Yabancı kelime almak yeni bir nesnenin veya kavramın, geldiği yerden ismini de beraber almak demektir. Alınan yabancı kelime ya dilde karşılığı hiç olmayan kelimedir ya da dilde karşılığı olan fazladan bir kelimedir.

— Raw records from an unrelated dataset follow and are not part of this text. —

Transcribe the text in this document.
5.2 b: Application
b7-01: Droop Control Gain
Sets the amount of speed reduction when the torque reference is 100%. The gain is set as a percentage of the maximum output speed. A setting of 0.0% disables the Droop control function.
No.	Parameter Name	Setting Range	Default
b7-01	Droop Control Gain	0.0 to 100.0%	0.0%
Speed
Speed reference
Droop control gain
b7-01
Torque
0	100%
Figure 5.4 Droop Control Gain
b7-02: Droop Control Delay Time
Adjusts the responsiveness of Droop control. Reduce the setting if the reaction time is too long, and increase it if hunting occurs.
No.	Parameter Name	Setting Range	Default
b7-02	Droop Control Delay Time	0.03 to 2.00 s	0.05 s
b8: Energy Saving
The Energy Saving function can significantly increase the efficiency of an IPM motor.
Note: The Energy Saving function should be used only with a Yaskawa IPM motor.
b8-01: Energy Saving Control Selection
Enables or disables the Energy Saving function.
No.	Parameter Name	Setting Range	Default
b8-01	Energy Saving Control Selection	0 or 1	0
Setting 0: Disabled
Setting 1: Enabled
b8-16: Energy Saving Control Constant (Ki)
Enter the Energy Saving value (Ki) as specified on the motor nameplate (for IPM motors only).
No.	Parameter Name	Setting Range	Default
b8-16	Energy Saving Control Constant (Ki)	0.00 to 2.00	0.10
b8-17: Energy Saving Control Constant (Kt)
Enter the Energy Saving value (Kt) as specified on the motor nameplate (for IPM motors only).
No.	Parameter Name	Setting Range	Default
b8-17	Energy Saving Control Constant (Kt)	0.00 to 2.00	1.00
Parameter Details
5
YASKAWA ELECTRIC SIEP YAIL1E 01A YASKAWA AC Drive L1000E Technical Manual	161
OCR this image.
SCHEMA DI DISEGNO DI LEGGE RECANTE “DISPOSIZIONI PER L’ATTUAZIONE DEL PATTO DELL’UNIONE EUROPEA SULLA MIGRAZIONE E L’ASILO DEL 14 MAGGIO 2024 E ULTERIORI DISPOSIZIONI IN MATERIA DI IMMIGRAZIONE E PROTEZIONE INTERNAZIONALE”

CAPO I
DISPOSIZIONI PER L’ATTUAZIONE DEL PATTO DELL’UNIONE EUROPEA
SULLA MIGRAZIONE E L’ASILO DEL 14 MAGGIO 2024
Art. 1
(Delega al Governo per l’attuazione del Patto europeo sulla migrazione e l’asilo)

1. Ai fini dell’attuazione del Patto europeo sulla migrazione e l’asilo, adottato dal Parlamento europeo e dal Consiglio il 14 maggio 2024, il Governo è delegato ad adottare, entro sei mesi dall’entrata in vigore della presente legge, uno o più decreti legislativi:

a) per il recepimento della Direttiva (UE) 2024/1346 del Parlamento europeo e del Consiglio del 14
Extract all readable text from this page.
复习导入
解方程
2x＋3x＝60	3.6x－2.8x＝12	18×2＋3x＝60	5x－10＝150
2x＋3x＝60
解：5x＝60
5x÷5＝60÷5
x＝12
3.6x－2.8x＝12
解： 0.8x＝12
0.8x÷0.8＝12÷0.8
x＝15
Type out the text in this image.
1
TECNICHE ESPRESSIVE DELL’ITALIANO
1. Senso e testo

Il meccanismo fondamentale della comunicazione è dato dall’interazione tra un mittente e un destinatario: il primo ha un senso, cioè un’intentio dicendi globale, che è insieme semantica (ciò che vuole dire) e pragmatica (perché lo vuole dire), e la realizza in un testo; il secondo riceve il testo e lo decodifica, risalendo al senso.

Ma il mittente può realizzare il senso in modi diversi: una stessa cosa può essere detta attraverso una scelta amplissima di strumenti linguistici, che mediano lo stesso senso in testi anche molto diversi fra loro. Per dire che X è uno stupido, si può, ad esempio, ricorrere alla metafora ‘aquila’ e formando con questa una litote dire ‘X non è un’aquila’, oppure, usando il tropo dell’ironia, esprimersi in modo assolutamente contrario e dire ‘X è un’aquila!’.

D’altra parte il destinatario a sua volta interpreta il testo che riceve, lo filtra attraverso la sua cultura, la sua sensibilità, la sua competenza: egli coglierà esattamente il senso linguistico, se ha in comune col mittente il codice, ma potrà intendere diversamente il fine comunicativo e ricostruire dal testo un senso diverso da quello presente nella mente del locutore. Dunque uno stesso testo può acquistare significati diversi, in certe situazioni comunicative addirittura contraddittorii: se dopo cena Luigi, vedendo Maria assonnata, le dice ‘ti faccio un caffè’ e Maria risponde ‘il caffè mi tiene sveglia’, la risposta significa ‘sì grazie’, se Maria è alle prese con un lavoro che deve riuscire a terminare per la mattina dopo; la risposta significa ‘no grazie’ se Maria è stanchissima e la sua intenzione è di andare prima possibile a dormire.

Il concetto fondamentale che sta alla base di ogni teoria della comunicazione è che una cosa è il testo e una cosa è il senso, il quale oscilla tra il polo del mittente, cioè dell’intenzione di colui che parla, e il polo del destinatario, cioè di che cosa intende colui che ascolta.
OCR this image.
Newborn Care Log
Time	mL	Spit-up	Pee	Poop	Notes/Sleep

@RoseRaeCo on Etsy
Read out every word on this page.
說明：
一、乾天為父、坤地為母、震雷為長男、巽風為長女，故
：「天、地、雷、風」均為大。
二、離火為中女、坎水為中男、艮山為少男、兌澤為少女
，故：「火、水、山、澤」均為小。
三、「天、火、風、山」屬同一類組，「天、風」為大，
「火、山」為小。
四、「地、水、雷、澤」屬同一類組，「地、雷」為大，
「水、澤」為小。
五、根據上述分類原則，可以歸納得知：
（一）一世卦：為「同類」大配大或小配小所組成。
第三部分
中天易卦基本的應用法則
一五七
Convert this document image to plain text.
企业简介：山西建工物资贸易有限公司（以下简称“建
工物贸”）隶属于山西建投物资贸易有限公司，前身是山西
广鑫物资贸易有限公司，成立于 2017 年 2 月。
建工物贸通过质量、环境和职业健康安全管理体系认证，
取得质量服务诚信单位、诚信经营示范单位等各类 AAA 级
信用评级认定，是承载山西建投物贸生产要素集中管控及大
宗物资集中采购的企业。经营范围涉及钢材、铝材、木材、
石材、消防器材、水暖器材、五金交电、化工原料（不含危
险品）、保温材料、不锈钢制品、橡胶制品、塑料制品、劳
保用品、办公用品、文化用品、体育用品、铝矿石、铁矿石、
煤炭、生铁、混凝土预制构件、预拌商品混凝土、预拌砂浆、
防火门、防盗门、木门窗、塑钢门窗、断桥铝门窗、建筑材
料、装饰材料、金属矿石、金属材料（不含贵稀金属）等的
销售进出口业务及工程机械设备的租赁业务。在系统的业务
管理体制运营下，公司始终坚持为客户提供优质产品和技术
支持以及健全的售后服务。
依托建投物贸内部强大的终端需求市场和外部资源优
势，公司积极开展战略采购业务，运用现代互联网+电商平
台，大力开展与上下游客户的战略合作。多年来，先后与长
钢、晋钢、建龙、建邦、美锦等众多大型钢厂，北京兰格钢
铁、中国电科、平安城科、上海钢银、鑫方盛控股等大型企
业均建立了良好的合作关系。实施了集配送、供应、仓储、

Birinci halde, yeni bir nesne veya kavramla karşılaşılır. Dilde onun kelimesi yoktur. Bu durumda ilk tabii yol onun ismini de beraber almaktır:
Ayet gazel cami otomobil radyo telefon
Televizyon motor banka posta telekom
Özellikle eşyaların beraberinde getirdiği kelimelerin dile süratle girme ve yayılma gücü vardır. Eğer adını önceden hazırlamamış ve o adla girişi sağlamamışsanız, eşyanın kendi kelimesini beraber getirmesine engel olamazsınız. Zaten hazırlıklı olmak da kolay değildir. Yenilik ve kelime çok defa dili ansızın bastırır.
İkinci olarak dilde, karşılığı mevcut olsa da yine fazladan kelime girebilir. Böyle kelimelerde çeşitli etkenler rol oynar. Bunların başlıcaları çeşit ve değişiklik arzusu, özenme, taklit, nüans, kısalık, yaygınlık, kibarlık ve tesadüf olarak sıralanabilir. Fakat hepsinin ortak bir sebebi vardır ki o da kültür ilişkileri, dil alış-verişleridir. Kültür ve medeniyet tesirlerinden kaçmak mümkün değildir. Şüphesiz en iyisi bir dilin kendi kaynağından beslenmesidir. Ancak dile yabancı kelime girmiş diye yakınmaya da lüzum yoktur. Yabancı kelime almak değil, yabancı gramer kuralı almak tehlikelidir.
Esasen yüzde yüz saf dil yoktur. Dillerde yabancı asıllı kelimeler daima bulunur. Ayrıca dil o kelimeleri kendi yapısına uydurur:
Hendese-geometri teşekkür-mersi yemiş-meyve
Siyaset-politika teminat-garanti iktisat-ekonomi
Türkiye Türkçesi için cumhuriyetten sonra Arapça ve Farsçadan kelime alma yolu tamamıyla kapanmıştır. Buna karşılık bugün batıdan gelen kelimelere karşı açıktır.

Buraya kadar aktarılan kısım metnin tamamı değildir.